Every so often I meet someone that makes me pause and think; makes me want to be someone they could like and relate to. It doesn’t matter whether I like them myself, it always matters more that they should like me, and see me in the best possible light. This often leads to inner struggles and anxieties like ‘Should I have said that? Will they think less of me now? I was a little too candid perhaps, and now they’re going to think I am heartless and overexerting… Should I have defended less and agreed more with them?’ I had always been under the illusion that I was self-satisfied and never did anything to seek the approval of others. Turns out I was wrong on both counts.

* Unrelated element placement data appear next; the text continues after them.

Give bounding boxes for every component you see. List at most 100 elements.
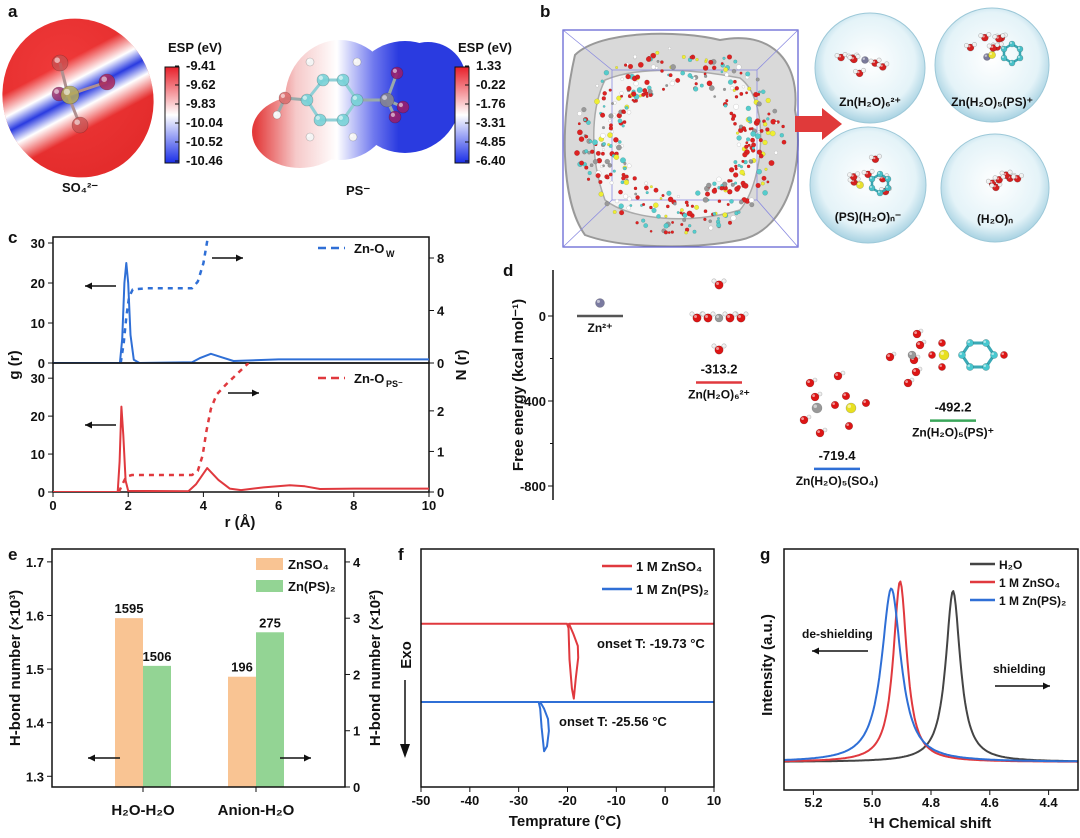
- atom-highlight: [856, 172, 858, 174]
- oxygen-atom: [1000, 351, 1008, 359]
- atom-highlight: [887, 354, 890, 357]
- atom-dot: [664, 214, 668, 218]
- atom-dot: [753, 91, 759, 98]
- x-tick-label: 6: [275, 498, 282, 513]
- carbon-atom: [1000, 45, 1008, 53]
- atom-dot: [668, 46, 672, 50]
- atom-highlight: [877, 190, 880, 193]
- atom-dot: [665, 84, 669, 87]
- atom-dot: [660, 69, 664, 73]
- right-axis-arrow-head: [236, 254, 243, 262]
- atom-dot: [675, 77, 681, 83]
- atom-dot: [598, 191, 604, 197]
- atom-highlight: [74, 119, 80, 125]
- sulfur-atom: [845, 402, 857, 414]
- atom-dot: [676, 195, 680, 198]
- x-axis-label: r (Å): [225, 514, 256, 531]
- ps-colorbar-tick-label: 1.33: [476, 58, 501, 73]
- atom-dot: [729, 111, 734, 116]
- oxygen-atom: [938, 363, 946, 371]
- series-group: [53, 363, 429, 492]
- atom-dot: [586, 120, 591, 125]
- atom-dot: [670, 64, 676, 70]
- zinc-atom: [811, 402, 823, 414]
- carbon-atom: [884, 175, 892, 183]
- panel-label-a: a: [8, 2, 18, 21]
- solvation-cluster-2: (PS)(H₂O)ₙ⁻: [809, 126, 927, 244]
- atom-dot: [595, 150, 601, 156]
- atom-highlight: [885, 176, 888, 179]
- atom-dot: [703, 74, 708, 78]
- atom-dot: [765, 97, 771, 104]
- atom-highlight: [983, 340, 986, 343]
- hydrogen-atom: [876, 57, 882, 63]
- atom-dot: [758, 138, 763, 143]
- atom-highlight: [987, 44, 990, 46]
- atom-dot: [626, 163, 632, 169]
- atom-dot: [661, 87, 666, 91]
- atom-highlight: [862, 170, 865, 173]
- atom-dot: [682, 218, 687, 222]
- legend-label: 1 M ZnSO₄: [999, 576, 1060, 590]
- carbon-atom: [336, 73, 350, 87]
- atom-dot: [750, 131, 757, 137]
- atom-dot: [717, 217, 720, 220]
- zinc-atom: [714, 313, 724, 323]
- cluster-label: (H₂O)ₙ: [977, 212, 1013, 226]
- atom-dot: [588, 139, 593, 144]
- y-tick-label: 1.4: [26, 716, 45, 731]
- bar: [115, 618, 143, 787]
- atom-highlight: [869, 185, 872, 188]
- y2-tick-label: 0: [353, 780, 360, 795]
- atom-dot: [713, 95, 717, 98]
- atom-highlight: [1001, 46, 1004, 49]
- atom-dot: [774, 121, 778, 125]
- so4-colorbar-tick-label: -10.46: [186, 153, 223, 168]
- oxygen-atom: [810, 392, 820, 402]
- atom-highlight: [863, 400, 866, 404]
- y-tick-label: 10: [31, 447, 45, 462]
- atom-dot: [722, 212, 728, 218]
- y2-axis-label: H-bond number (×10²): [367, 590, 384, 746]
- atom-dot: [673, 201, 677, 206]
- energy-level-label: Zn(H₂O)₅(SO₄): [796, 474, 879, 488]
- carbon-atom: [876, 170, 884, 178]
- x-tick-label: 4.4: [1040, 795, 1059, 810]
- x-axis-label: Temprature (°C): [509, 813, 621, 830]
- atom-dot: [730, 86, 734, 91]
- atom-dot: [734, 181, 738, 185]
- atom-dot: [637, 61, 644, 68]
- atom-dot: [608, 126, 614, 131]
- atom-dot: [626, 110, 632, 115]
- ps-colorbar-tick-label: -4.85: [476, 134, 506, 149]
- atom-highlight: [318, 75, 323, 80]
- g-r-line: [53, 405, 429, 492]
- atom-dot: [750, 127, 754, 130]
- y2-tick-label: 4: [353, 555, 361, 570]
- atom-highlight: [964, 43, 967, 46]
- atom-highlight: [885, 185, 888, 188]
- atom-dot: [692, 229, 697, 234]
- atom-dot: [729, 199, 734, 204]
- x-tick-label: 10: [422, 498, 436, 513]
- atom-dot: [653, 202, 659, 208]
- atom-dot: [600, 133, 606, 139]
- atom-highlight: [54, 57, 60, 63]
- atom-dot: [653, 187, 659, 193]
- atom-dot: [670, 230, 674, 234]
- atom-dot: [736, 142, 741, 147]
- zinc-atom: [907, 350, 917, 360]
- atom-dot: [751, 146, 755, 150]
- atom-highlight: [877, 58, 880, 61]
- atom-dot: [631, 98, 635, 102]
- atom-highlight: [823, 428, 825, 430]
- hydrogen-atom: [992, 175, 998, 181]
- atom-highlight: [856, 54, 858, 57]
- atom-dot: [629, 204, 633, 207]
- atom-dot: [747, 86, 752, 91]
- atom-dot: [649, 185, 653, 189]
- atom-dot: [619, 210, 625, 216]
- atom-highlight: [870, 169, 873, 172]
- legend-swatch: [256, 580, 283, 592]
- atom-highlight: [843, 53, 846, 55]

Recently though, realization struck and epiphanies were had as I became aware of my feelings. As I was talking to someone I had recently met for the first time, I found myself agreeing to their points of view even though I know I felt otherwise. We talked about experiences and people and I was of the opinion that it is always quality over quantity that matters. They said it was not the case, and that quantity means greater access to quality (which I still dispute), but I silently fought within and expressed agreement with them at the end of their monologue.

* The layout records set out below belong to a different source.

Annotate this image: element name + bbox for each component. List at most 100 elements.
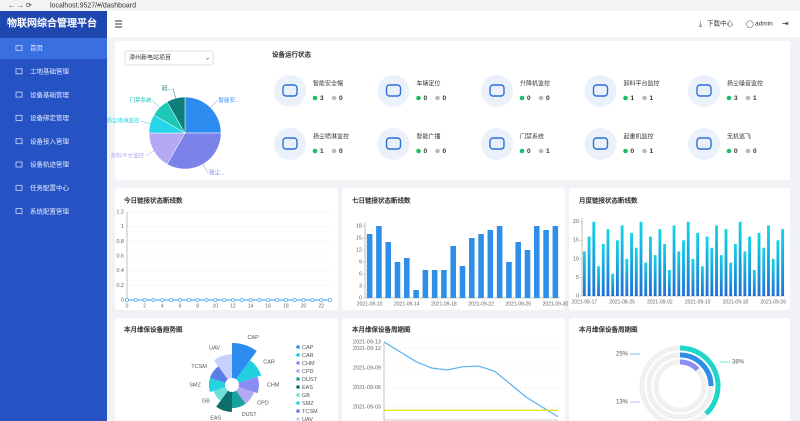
- hamburger[interactable]: [115, 20, 122, 28]
- legend-label[interactable]: CPD: [302, 369, 314, 375]
- user-icon[interactable]: ◯: [746, 20, 754, 28]
- rose-slice: [213, 354, 232, 385]
- x-tick-label: 2: [143, 303, 146, 309]
- sidebar-title-bg: [0, 11, 107, 38]
- legend-label[interactable]: EAS: [302, 385, 313, 391]
- offline-count: 0: [443, 148, 447, 155]
- project-select[interactable]: [124, 50, 214, 66]
- x-tick-label: 8: [196, 303, 199, 309]
- rose-label: CPD: [257, 401, 269, 407]
- legend-swatch[interactable]: [296, 393, 300, 397]
- nav-buttons[interactable]: ← → ⟳: [8, 2, 32, 9]
- menu-item[interactable]: 首页: [30, 43, 44, 52]
- legend-swatch[interactable]: [296, 417, 300, 421]
- url[interactable]: localhost:9527/#/dashboard: [50, 2, 136, 9]
- bar: [450, 246, 456, 298]
- device-icon: [489, 137, 505, 150]
- point: [160, 297, 165, 302]
- bar: [552, 226, 559, 298]
- offline-count: 0: [339, 148, 343, 155]
- device-icon-bg: [377, 75, 410, 107]
- rose-label: CAP: [247, 335, 259, 341]
- status-title: 设备运行状态: [272, 50, 312, 59]
- online-count: 0: [424, 148, 428, 155]
- pie-label: 卸料平台监控: [111, 151, 145, 159]
- bar: [366, 234, 373, 298]
- bar: [639, 221, 643, 296]
- device-name: 智能安全帽: [313, 80, 343, 88]
- legend-label[interactable]: CHM: [302, 361, 315, 367]
- offline-dot: [642, 148, 647, 154]
- bar: [762, 247, 766, 296]
- menu-item[interactable]: 设备轨迹管理: [30, 160, 70, 169]
- pie-label: 扬尘喷淋监控: [107, 117, 141, 125]
- legend-swatch[interactable]: [296, 369, 300, 373]
- menu-item[interactable]: 系统配置管理: [30, 206, 70, 215]
- device-icon: [282, 84, 298, 97]
- y-tick-label: 5: [576, 275, 579, 281]
- select-arrow[interactable]: ⌄: [205, 56, 210, 62]
- legend-label[interactable]: GB: [302, 393, 310, 399]
- offline-dot: [435, 148, 440, 154]
- y-tick-label: 2021-09-06: [353, 385, 381, 391]
- user-name[interactable]: admin: [755, 21, 773, 28]
- device-name: 升降机监控: [520, 80, 550, 88]
- legend-swatch[interactable]: [296, 353, 300, 357]
- menu-item[interactable]: 工地基础管理: [30, 67, 70, 76]
- legend-label[interactable]: CAP: [302, 345, 314, 351]
- menu-icon: [15, 68, 23, 75]
- x-tick-label: 18: [283, 303, 289, 309]
- menu-item[interactable]: 设备接入管理: [30, 136, 70, 145]
- offline-count: 1: [753, 95, 757, 102]
- panel: [342, 318, 565, 421]
- gauge-label: 25%: [616, 352, 629, 358]
- device-icon: [592, 84, 609, 97]
- legend-swatch[interactable]: [296, 401, 300, 405]
- y-tick-label: 20: [573, 219, 579, 225]
- legend-label[interactable]: TCSM: [302, 409, 318, 415]
- bar: [729, 262, 733, 296]
- point: [186, 297, 191, 302]
- y-tick-label: 1.2: [116, 209, 124, 215]
- menu-icon: [15, 184, 23, 191]
- legend-label[interactable]: DUST: [302, 377, 318, 383]
- point: [275, 297, 280, 302]
- bar: [606, 229, 610, 296]
- legend-swatch[interactable]: [296, 361, 300, 365]
- menu-item[interactable]: 任务配置中心: [30, 183, 70, 192]
- rose-label: CAR: [263, 360, 275, 366]
- menu-item[interactable]: 设备基础管理: [30, 90, 70, 99]
- legend-label[interactable]: UAV: [302, 417, 313, 421]
- legend-swatch[interactable]: [296, 409, 300, 413]
- panel: [569, 318, 790, 421]
- chart-title: 今日链接状态断线数: [124, 196, 183, 205]
- download-icon[interactable]: ⤓: [699, 21, 702, 28]
- legend-label[interactable]: CAR: [302, 353, 314, 359]
- y-tick-label: 15: [573, 238, 579, 244]
- offline-dot: [745, 95, 751, 101]
- bar: [700, 266, 704, 296]
- rose-slice: [216, 385, 232, 412]
- device-icon-bg: [481, 128, 513, 160]
- legend-swatch[interactable]: [296, 377, 300, 381]
- rose-label: EAS: [210, 416, 221, 421]
- legend-swatch[interactable]: [296, 385, 300, 389]
- download-center[interactable]: 下载中心: [707, 19, 734, 28]
- logout-icon[interactable]: ⇥: [782, 19, 789, 28]
- point: [292, 297, 297, 302]
- bar: [710, 247, 714, 296]
- project-select-text[interactable]: 漳州新电站项目: [129, 54, 171, 62]
- point: [204, 297, 209, 302]
- pie-leader: [172, 88, 176, 99]
- offline-dot: [538, 95, 544, 101]
- legend-swatch[interactable]: [296, 345, 300, 349]
- bar: [592, 221, 596, 296]
- legend-label[interactable]: SMZ: [302, 401, 314, 407]
- menu-item[interactable]: 设备绑定管理: [30, 113, 70, 122]
- point: [248, 297, 253, 302]
- line: [383, 341, 559, 418]
- app-title: 物联网综合管理平台: [7, 17, 97, 30]
- online-dot: [623, 148, 628, 154]
- menu-icon: [15, 138, 23, 145]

How many times have we all done this? Why? Is it to keep the peace? To keep a perfectly amicable conversation going in the same flow, rather than upsetting it? To show that we are intelligent enough to hold our own and accept other points of view? Or is it to seek and find the approval of someone by agreeing to their every thought and opinion? What purpose does that serve? We begin to stop being true to ourselves and keep wearing masks to conform to people’s views. When do we exhaust our masks? When do we finally say ‘Enough! This is really me’, while stripping off every costume -elaborate or subtle – to show and share who it is you really are?
Or are the masks we wear so well-sculpted and glued on to us that it becomes difficult to separate reality from illusion?